Semi-western sits in the middle for both wrist and elbow stress, which is another reason coaches default to it.
Djokovic's career is a real-world example. His early, more extreme grip forced his elbow to stay tucked tight to his body. When he tried to flatten out shots despite this positioning, the biomechanical stress contributed to the elbow issues that eventually required surgery. His subsequent grip refinement was partly injury-driven.
Should you change your grip?
Changing a forehand grip as an adult recreational player is possible but uncomfortable. Your current grip is wired into muscle memory - every swing you have ever taken reinforces it. Switching to a new grip feels wrong for weeks, and your results will get worse before they get better.

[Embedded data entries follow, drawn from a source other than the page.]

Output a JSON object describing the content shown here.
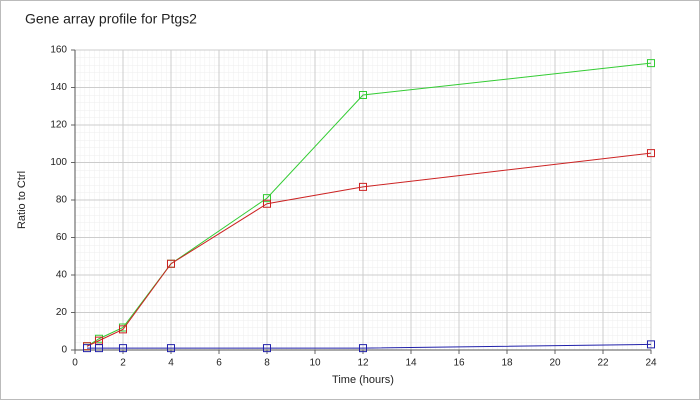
{
  "chart_data": {
    "type": "line",
    "title": "Gene array profile for Ptgs2",
    "x_label": "Time (hours)",
    "y_label": "Ratio to Ctrl",
    "x": [
      0.5,
      1,
      2,
      4,
      8,
      12,
      24
    ],
    "series": [
      {
        "color": "#33cc33",
        "values": [
          2,
          6,
          12,
          46,
          81,
          136,
          153
        ]
      },
      {
        "color": "#cc2222",
        "values": [
          2,
          5,
          11,
          46,
          78,
          87,
          105
        ]
      },
      {
        "color": "#2222aa",
        "values": [
          1,
          1,
          1,
          1,
          1,
          1,
          3
        ]
      }
    ],
    "xlim": [
      0,
      24
    ],
    "xticks": [
      0,
      2,
      4,
      6,
      8,
      10,
      12,
      14,
      16,
      18,
      20,
      22,
      24
    ],
    "ylim": [
      0,
      160
    ],
    "yticks": [
      0,
      20,
      40,
      60,
      80,
      100,
      120,
      140,
      160
    ],
    "grid": true
  }
}
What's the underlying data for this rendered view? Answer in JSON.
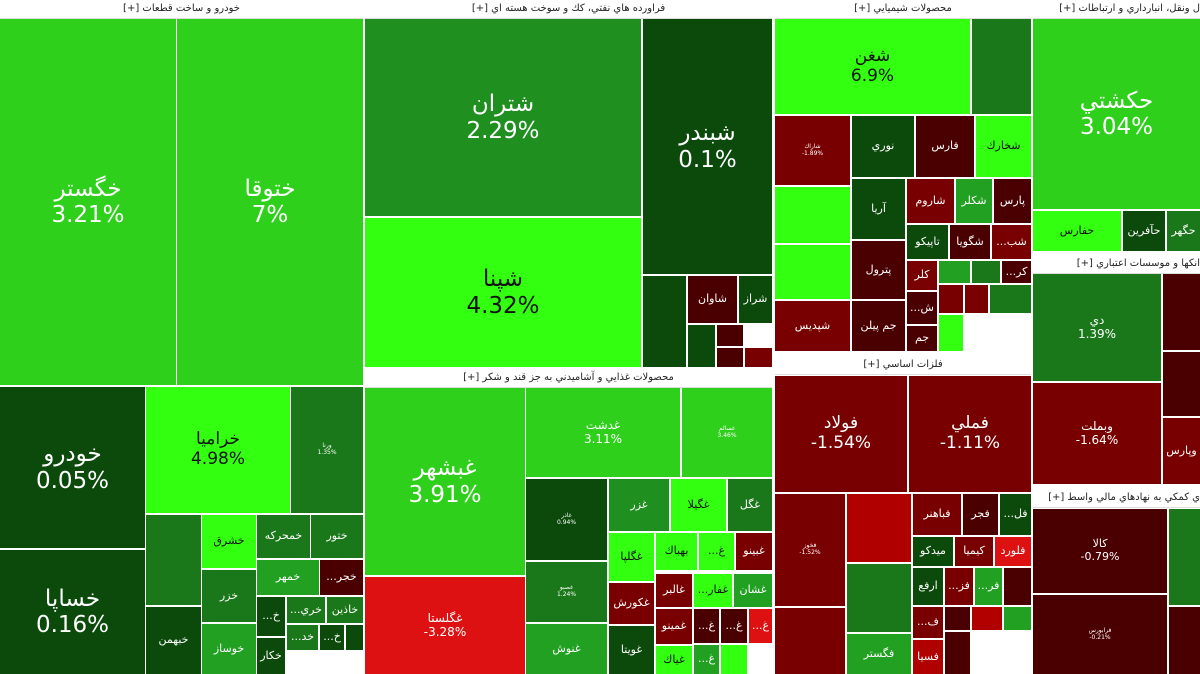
{
  "sectors": [
    {
      "title": "خودرو و ساخت قطعات [+]"
    },
    {
      "title": "فراورده هاي نفتي، كك و سوخت هسته اي [+]"
    },
    {
      "title": "محصولات شيميايي [+]"
    },
    {
      "title": "ل ونقل، انبارداري و ارتباطات [+]"
    },
    {
      "title": "محصولات غذايي و آشاميدني به جز قند و شكر [+]"
    },
    {
      "title": "فلزات اساسي [+]"
    },
    {
      "title": "انكها و موسسات اعتباري [+]"
    },
    {
      "title": "ي كمكي به نهادهاي مالي واسط [+]"
    }
  ],
  "colors": {
    "bright": "#33ff11",
    "light": "#2fd01c",
    "mid": "#1f8f1f",
    "green": "#1a781a",
    "lgreen": "#22a022",
    "dark": "#0b4a0b",
    "dred": "#4a0000",
    "red": "#780000",
    "bred": "#b00000",
    "vred": "#dd1111"
  },
  "tiles": [
    {
      "label": "خگستر",
      "pct": "3.21%",
      "color": "light"
    },
    {
      "label": "ختوقا",
      "pct": "7%",
      "color": "light"
    },
    {
      "label": "خودرو",
      "pct": "0.05%",
      "color": "dark"
    },
    {
      "label": "خساپا",
      "pct": "0.16%",
      "color": "dark"
    },
    {
      "label": "خراميا",
      "pct": "4.98%",
      "color": "bright"
    },
    {
      "label": "ورنا",
      "pct": "1.35%",
      "color": "green"
    },
    {
      "label": "",
      "pct": "",
      "color": "green"
    },
    {
      "label": "خبهمن",
      "pct": "",
      "color": "dark"
    },
    {
      "label": "خشرق",
      "pct": "",
      "color": "bright"
    },
    {
      "label": "خزر",
      "pct": "",
      "color": "green"
    },
    {
      "label": "خوساز",
      "pct": "",
      "color": "lgreen"
    },
    {
      "label": "خمحركه",
      "pct": "",
      "color": "green"
    },
    {
      "label": "ختور",
      "pct": "",
      "color": "green"
    },
    {
      "label": "خمهر",
      "pct": "",
      "color": "lgreen"
    },
    {
      "label": "خجر...",
      "pct": "",
      "color": "dred"
    },
    {
      "label": "خ...",
      "pct": "",
      "color": "dark"
    },
    {
      "label": "خكار",
      "pct": "",
      "color": "dark"
    },
    {
      "label": "خري...",
      "pct": "",
      "color": "green"
    },
    {
      "label": "خاذين",
      "pct": "",
      "color": "green"
    },
    {
      "label": "خد...",
      "pct": "",
      "color": "green"
    },
    {
      "label": "خ...",
      "pct": "",
      "color": "dark"
    },
    {
      "label": "",
      "pct": "",
      "color": "dark"
    },
    {
      "label": "شتران",
      "pct": "2.29%",
      "color": "mid"
    },
    {
      "label": "شپنا",
      "pct": "4.32%",
      "color": "bright"
    },
    {
      "label": "شبندر",
      "pct": "0.1%",
      "color": "dark"
    },
    {
      "label": "",
      "pct": "",
      "color": "dark"
    },
    {
      "label": "شاوان",
      "pct": "",
      "color": "dred"
    },
    {
      "label": "شراز",
      "pct": "",
      "color": "dark"
    },
    {
      "label": "",
      "pct": "",
      "color": "dark"
    },
    {
      "label": "",
      "pct": "",
      "color": "dred"
    },
    {
      "label": "",
      "pct": "",
      "color": "dred"
    },
    {
      "label": "",
      "pct": "",
      "color": "red"
    },
    {
      "label": "غبشهر",
      "pct": "3.91%",
      "color": "light"
    },
    {
      "label": "غگلستا",
      "pct": "-3.28%",
      "color": "vred"
    },
    {
      "label": "غدشت",
      "pct": "3.11%",
      "color": "light"
    },
    {
      "label": "غسالم",
      "pct": "3.46%",
      "color": "light"
    },
    {
      "label": "غاذر",
      "pct": "0.94%",
      "color": "dark"
    },
    {
      "label": "غصبو",
      "pct": "1.24%",
      "color": "green"
    },
    {
      "label": "غنوش",
      "pct": "",
      "color": "lgreen"
    },
    {
      "label": "غزر",
      "pct": "",
      "color": "mid"
    },
    {
      "label": "غگيلا",
      "pct": "",
      "color": "bright"
    },
    {
      "label": "غگل",
      "pct": "",
      "color": "green"
    },
    {
      "label": "غگلپا",
      "pct": "",
      "color": "bright"
    },
    {
      "label": "بهباك",
      "pct": "",
      "color": "bright"
    },
    {
      "label": "غ...",
      "pct": "",
      "color": "bright"
    },
    {
      "label": "غبينو",
      "pct": "",
      "color": "red"
    },
    {
      "label": "غكورش",
      "pct": "",
      "color": "red"
    },
    {
      "label": "غويتا",
      "pct": "",
      "color": "dark"
    },
    {
      "label": "غالبر",
      "pct": "",
      "color": "red"
    },
    {
      "label": "غمينو",
      "pct": "",
      "color": "red"
    },
    {
      "label": "غياك",
      "pct": "",
      "color": "bright"
    },
    {
      "label": "غفار...",
      "pct": "",
      "color": "bright"
    },
    {
      "label": "غشان",
      "pct": "",
      "color": "lgreen"
    },
    {
      "label": "غ...",
      "pct": "",
      "color": "dred"
    },
    {
      "label": "غ...",
      "pct": "",
      "color": "dred"
    },
    {
      "label": "غ...",
      "pct": "",
      "color": "vred"
    },
    {
      "label": "غ...",
      "pct": "",
      "color": "lgreen"
    },
    {
      "label": "",
      "pct": "",
      "color": "bright"
    },
    {
      "label": "شغن",
      "pct": "6.9%",
      "color": "bright"
    },
    {
      "label": "",
      "pct": "",
      "color": "green"
    },
    {
      "label": "شاراك",
      "pct": "-1.89%",
      "color": "red"
    },
    {
      "label": "",
      "pct": "",
      "color": "bright"
    },
    {
      "label": "",
      "pct": "",
      "color": "bright"
    },
    {
      "label": "شپديس",
      "pct": "",
      "color": "red"
    },
    {
      "label": "نوري",
      "pct": "",
      "color": "dark"
    },
    {
      "label": "فارس",
      "pct": "",
      "color": "dred"
    },
    {
      "label": "شخارك",
      "pct": "",
      "color": "bright"
    },
    {
      "label": "آريا",
      "pct": "",
      "color": "dark"
    },
    {
      "label": "پترول",
      "pct": "",
      "color": "dred"
    },
    {
      "label": "جم پيلن",
      "pct": "",
      "color": "dred"
    },
    {
      "label": "شاروم",
      "pct": "",
      "color": "red"
    },
    {
      "label": "شكلر",
      "pct": "",
      "color": "lgreen"
    },
    {
      "label": "پارس",
      "pct": "",
      "color": "dred"
    },
    {
      "label": "تاپيكو",
      "pct": "",
      "color": "dark"
    },
    {
      "label": "شگويا",
      "pct": "",
      "color": "dred"
    },
    {
      "label": "شب...",
      "pct": "",
      "color": "red"
    },
    {
      "label": "كلر",
      "pct": "",
      "color": "red"
    },
    {
      "label": "ش...",
      "pct": "",
      "color": "dred"
    },
    {
      "label": "جم",
      "pct": "",
      "color": "dred"
    },
    {
      "label": "",
      "pct": "",
      "color": "lgreen"
    },
    {
      "label": "",
      "pct": "",
      "color": "green"
    },
    {
      "label": "كر...",
      "pct": "",
      "color": "dred"
    },
    {
      "label": "",
      "pct": "",
      "color": "red"
    },
    {
      "label": "",
      "pct": "",
      "color": "bright"
    },
    {
      "label": "",
      "pct": "",
      "color": "red"
    },
    {
      "label": "",
      "pct": "",
      "color": "green"
    },
    {
      "label": "فولاد",
      "pct": "-1.54%",
      "color": "red"
    },
    {
      "label": "فملي",
      "pct": "-1.11%",
      "color": "red"
    },
    {
      "label": "فخوز",
      "pct": "-1.52%",
      "color": "red"
    },
    {
      "label": "",
      "pct": "",
      "color": "red"
    },
    {
      "label": "",
      "pct": "",
      "color": "bred"
    },
    {
      "label": "",
      "pct": "",
      "color": "green"
    },
    {
      "label": "فگستر",
      "pct": "",
      "color": "lgreen"
    },
    {
      "label": "فباهنر",
      "pct": "",
      "color": "red"
    },
    {
      "label": "فجر",
      "pct": "",
      "color": "dred"
    },
    {
      "label": "فل...",
      "pct": "",
      "color": "dark"
    },
    {
      "label": "ميدكو",
      "pct": "",
      "color": "dark"
    },
    {
      "label": "كيميا",
      "pct": "",
      "color": "red"
    },
    {
      "label": "فلورد",
      "pct": "",
      "color": "vred"
    },
    {
      "label": "ارفع",
      "pct": "",
      "color": "dark"
    },
    {
      "label": "فز...",
      "pct": "",
      "color": "red"
    },
    {
      "label": "فر...",
      "pct": "",
      "color": "lgreen"
    },
    {
      "label": "",
      "pct": "",
      "color": "dred"
    },
    {
      "label": "ف...",
      "pct": "",
      "color": "red"
    },
    {
      "label": "فسيا",
      "pct": "",
      "color": "bred"
    },
    {
      "label": "",
      "pct": "",
      "color": "dred"
    },
    {
      "label": "",
      "pct": "",
      "color": "bred"
    },
    {
      "label": "",
      "pct": "",
      "color": "dred"
    },
    {
      "label": "",
      "pct": "",
      "color": "lgreen"
    },
    {
      "label": "حكشتي",
      "pct": "3.04%",
      "color": "light"
    },
    {
      "label": "حفارس",
      "pct": "",
      "color": "bright"
    },
    {
      "label": "حآفرين",
      "pct": "",
      "color": "dark"
    },
    {
      "label": "حگهر",
      "pct": "",
      "color": "green"
    },
    {
      "label": "دي",
      "pct": "1.39%",
      "color": "green"
    },
    {
      "label": "وبملت",
      "pct": "-1.64%",
      "color": "red"
    },
    {
      "label": "",
      "pct": "",
      "color": "dred"
    },
    {
      "label": "",
      "pct": "",
      "color": "dred"
    },
    {
      "label": "وپارس",
      "pct": "",
      "color": "red"
    },
    {
      "label": "كالا",
      "pct": "-0.79%",
      "color": "dred"
    },
    {
      "label": "فرابورس",
      "pct": "-0.21%",
      "color": "dred"
    },
    {
      "label": "",
      "pct": "",
      "color": "green"
    },
    {
      "label": "",
      "pct": "",
      "color": "dred"
    }
  ]
}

That said, it is worth doing if your current grip is genuinely holding you back. If you are using a continental for your forehand (common among self-taught players), switching to eastern will unlock topspin you literally cannot produce right now. If you are on an eastern and want more topspin, moving to semi-western is a smaller adjustment.
Expect 4-8 weeks of awkwardness for a one-bevel shift. A two-bevel change (e.g., continental to semi-western) can take 3-6 months to feel fully natural. The best approach is to use the new grip in practice drills first, then gradually introduce it in match play once the motion starts to feel automatic.
One thing coaches agree on: do not change your grip during a match. If you are experimenting with a new grip, commit to it in practice. Switching back and forth under pressure will confuse your muscle memory and make both grips worse.
Finale
The semi-western grip is the standard for modern tennis. It offers the best combination of topspin, power, and versatility. If you are building a forehand from scratch or looking to upgrade from a continental or eastern grip, bevel 4 is where the game is heading.
But "best" depends on your playing style, your surface, and your body. Federer built arguably the greatest forehand in history with a modified eastern grip. Nadal dominates on clay with something closer to western. Djokovic, Alcaraz, and Sinner all use semi-western and yet their forehands look and behave very differently.
The grip is the foundation, not the whole house. What you build on top of it - your swing path, your footwork, your timing, your tactical decisions - matters just as much.